Она подходит к тебе, и ее рука, на которой она держит перед собой, перед своим юным стройным телом золотой поднос, — ее рука слегка дрожит. На подносе шкатулка, маленькая, искусной резьбы, а внутри сокровище, талисман, и он — для тебя. Сейчас ты достанешь из шкатулки сокровище, золотое кольцо с камнем, и наденешь на палец. Это просто пустяк. Удивительная прекрасная женщина принесла это, чтобы вот так, у всех на глазах, показать: она у твоих ног. Вот твоя рука тянется к шкатулке, вот ты берешь кольцо, и все ее тело начинает сотрясаться, и золотой поднос падает на пол с оглушительным грохотом. Со всеми, кто стал свидетелем этой сцены, происходит нечто необычайное. Внезапно все присутствующие осознают, что ты, которого они привыкли считать самым обыкновенным парнем, впрочем, нет — если говорить по правде, не обыкновенным, а таким же чистеньким, как они, — и вот, понимаешь, их почти силой заставляют осознать твое подлинное «я». Вдруг ты предстаешь перед ними во всем многоцветье своего истинного оперения, наконец-то они его видят. От тебя исходит какая-то лучистая величественность, она освещает комнату, где все собрались — ты сам, незнакомка и все прочие, мужчины и женщины твоего города, которых ты знал всю жизнь, которые всю жизнь думали, что знают тебя, и вот теперь они смотрят на тебя и задыхаются от изумления.

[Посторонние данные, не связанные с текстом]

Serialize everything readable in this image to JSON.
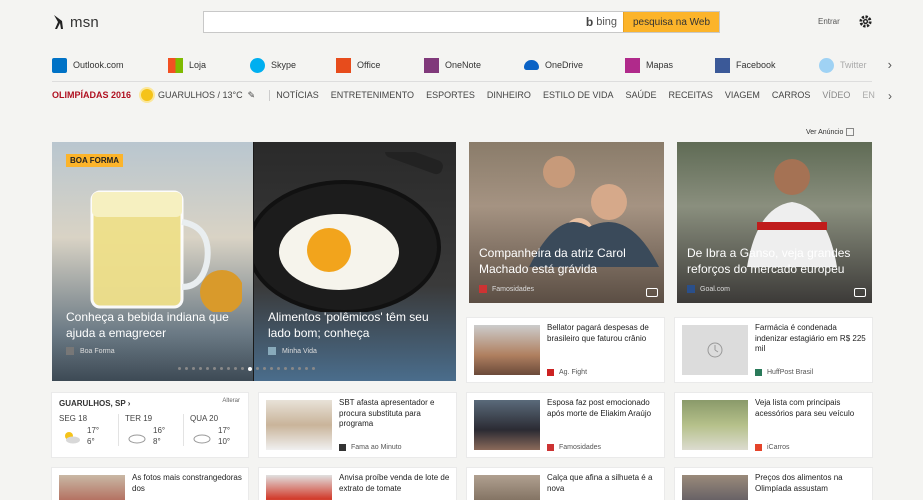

Это всего лишь мгновение. И тут происходит самое невероятное. На стене висят часы, и часы эти все тикают, тикают, они сокращают твою жизнь и жизнь всех остальных. А за пределами комнаты, где разыгрывается эта удивительная сцена, есть улица со всей своей уличной сутолокой. Мужчины и женщины наверняка сбиваются с ног, поспевая то туда, то сюда, поезда приходят и уходят к дальним станциям, а еще дальше — корабли, они плывут по просторным морям, и великий ветер вздыбливает воды этих морей.